If you begin to strip away the illusions the world has sold you about who you are, what might you be left with?
There's a babe in the arms of a woman in a rage
And a longtime golden-haired stripper on stage
And she winds back the clock and she turns back the page
Of a book that nobody can write
Oh, where are you tonight? 
(‘Where Are You Tonight? (Journey Through Dark Heat’, Bob Dylan, 1978)
For the Curious
William Blake’s line comes from his ‘Jerusalem: The Emanation of the Giant Albion’, which you can find in Complete Writings (edited by Geoffrey Keynes, 1966) - my go-to for Blake’s wild, visionary words.
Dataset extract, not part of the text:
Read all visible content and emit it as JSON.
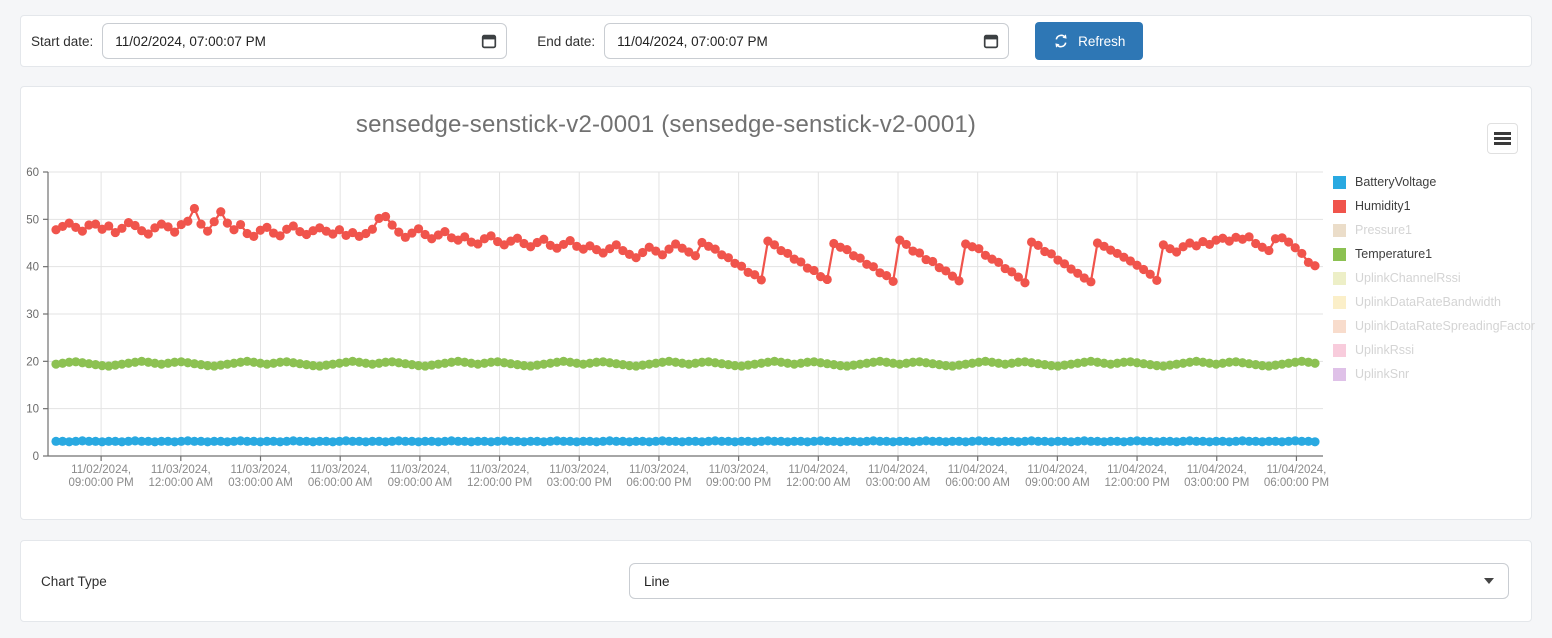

The Dylan quote’s from ‘Where Are You Tonight? (Journey Through Dark Heat)’ on Street-Legal (1978) - a song that’s haunted me since I first heard it.
Anthony Scaduto’s Bob Dylan (1972) was an early peek into Dylan’s world—gritty and real, worth a flip-through.
‘Career Opportunities’ by The Clash (Joe Strummer and Mick Jones) is off their debut album The Clash - pure punk fuel from my teenage years in Romford.
For more on Dylan and Christian anarchism, check out The Political World of Bob Dylan: Freedom and Justice, Power and Sin by Jeff Taylor and Chad Israelson - stumbled on it during my doctorate and it stuck.